Sunday, May 15, 2011

A Wheelbarrow Full of Money

I have made it to the middle of STUNTMAN!, yes, the glossy center pages with photographs, the best part of any nonfiction book. I haven't made it to SMOKEY AND THE BANDIT II (or even the original SMOKEY AND THE BANDIT) in the text, but in the photo section is an ad that Hal Needham took out in VARIETY after the opening of that sequel, quoting some devastating reviews ("His intentional carelessness concerning the art of filmmaking demonstrates a total lack of regard for his audience") and contrasting them with the fact that SMOKEY AND THE BANDIT II had "THE BIGGEST OPENING WEEK IN THE HISTORY OF THE FILM BUSINESS!" The ad is illustrated with a photo of Hal Needham sitting on a wheelbarrow full of money in front of a bank, shrugging sarcastically! That is some ad. My friend thinks it misses the point. He acutely recalls the feeling of betrayal that came over him as a boy (and worshipper of the original) watching SMOKEY AND THE BANDIT II. Instead of trying to win the race - SPOILER ALERT! - the Bandit decides to save a sick elephant or something. People want to see the Bandit win the race! That's what my friend says. And that's what the critics were getting at.

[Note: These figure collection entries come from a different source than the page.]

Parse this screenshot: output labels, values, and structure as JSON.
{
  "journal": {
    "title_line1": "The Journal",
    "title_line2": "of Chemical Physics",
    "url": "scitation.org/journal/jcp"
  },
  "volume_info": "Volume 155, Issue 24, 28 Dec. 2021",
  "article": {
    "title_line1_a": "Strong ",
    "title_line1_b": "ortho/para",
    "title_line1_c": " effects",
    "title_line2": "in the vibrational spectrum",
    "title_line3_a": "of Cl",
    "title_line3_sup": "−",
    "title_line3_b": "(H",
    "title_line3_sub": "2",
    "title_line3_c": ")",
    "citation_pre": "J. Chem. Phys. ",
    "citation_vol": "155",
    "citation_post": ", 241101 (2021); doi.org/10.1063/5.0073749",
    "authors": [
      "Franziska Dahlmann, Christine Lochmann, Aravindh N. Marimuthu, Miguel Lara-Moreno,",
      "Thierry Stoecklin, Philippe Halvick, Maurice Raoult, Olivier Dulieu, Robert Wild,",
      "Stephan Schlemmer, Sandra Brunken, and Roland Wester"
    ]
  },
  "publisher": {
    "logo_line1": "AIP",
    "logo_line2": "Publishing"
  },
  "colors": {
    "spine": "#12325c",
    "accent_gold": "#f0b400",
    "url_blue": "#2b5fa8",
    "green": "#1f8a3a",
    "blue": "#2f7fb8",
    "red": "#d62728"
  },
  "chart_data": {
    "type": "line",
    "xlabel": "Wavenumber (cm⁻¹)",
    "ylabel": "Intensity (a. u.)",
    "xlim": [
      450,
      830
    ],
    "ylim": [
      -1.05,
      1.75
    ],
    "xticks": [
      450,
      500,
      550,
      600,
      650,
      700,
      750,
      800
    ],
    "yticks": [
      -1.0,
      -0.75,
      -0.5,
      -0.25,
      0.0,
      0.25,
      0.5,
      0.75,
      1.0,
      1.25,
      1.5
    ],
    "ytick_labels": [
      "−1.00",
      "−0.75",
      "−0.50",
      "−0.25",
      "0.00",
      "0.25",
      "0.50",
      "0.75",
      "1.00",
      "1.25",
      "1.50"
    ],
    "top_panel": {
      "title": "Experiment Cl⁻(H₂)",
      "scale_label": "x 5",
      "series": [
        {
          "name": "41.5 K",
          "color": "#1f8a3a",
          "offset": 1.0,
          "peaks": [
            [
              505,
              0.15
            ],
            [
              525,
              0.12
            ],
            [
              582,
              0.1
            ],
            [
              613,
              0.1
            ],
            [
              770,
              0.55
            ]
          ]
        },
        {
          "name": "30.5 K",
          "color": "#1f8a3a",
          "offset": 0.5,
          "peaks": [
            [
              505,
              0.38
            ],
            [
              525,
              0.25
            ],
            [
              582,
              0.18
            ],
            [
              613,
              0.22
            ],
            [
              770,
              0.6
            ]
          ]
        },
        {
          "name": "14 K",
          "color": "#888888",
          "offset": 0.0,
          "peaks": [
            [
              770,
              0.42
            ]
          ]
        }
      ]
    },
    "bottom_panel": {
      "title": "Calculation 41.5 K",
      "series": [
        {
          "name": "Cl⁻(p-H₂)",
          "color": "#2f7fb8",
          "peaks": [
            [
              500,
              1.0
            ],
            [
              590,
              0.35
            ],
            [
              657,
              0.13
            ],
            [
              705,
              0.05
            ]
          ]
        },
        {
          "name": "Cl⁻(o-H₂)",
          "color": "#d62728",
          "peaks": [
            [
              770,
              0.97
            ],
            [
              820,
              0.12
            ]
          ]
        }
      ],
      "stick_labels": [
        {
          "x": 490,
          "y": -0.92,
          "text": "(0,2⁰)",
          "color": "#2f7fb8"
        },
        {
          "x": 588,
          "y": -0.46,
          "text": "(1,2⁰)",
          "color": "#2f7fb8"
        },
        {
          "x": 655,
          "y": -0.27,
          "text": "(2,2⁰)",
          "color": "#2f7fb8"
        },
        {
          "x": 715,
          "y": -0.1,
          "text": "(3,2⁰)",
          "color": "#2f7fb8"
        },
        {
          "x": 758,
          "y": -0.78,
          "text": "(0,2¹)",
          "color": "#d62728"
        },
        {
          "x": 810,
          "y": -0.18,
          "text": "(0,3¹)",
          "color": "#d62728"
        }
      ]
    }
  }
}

My friend was particularly upset by the part Barry B. once described on this "blog" as "a scene where 30 or so semi and dump trucks were up against 30 or so law vehicles and they were driving around in circles running into each other like a rodeo." That's when everyone was craving a plot the most, thought my friend, and that's exactly the moment when Hal Needham became entranced by the mere logistics of what he was doing and left the fans behind. Hal Needham may have believed he was shaming the critics by sitting on his wheelbarrow full of money, but he was really sort of shaming the audience. That's the thinking around these parts, anyway.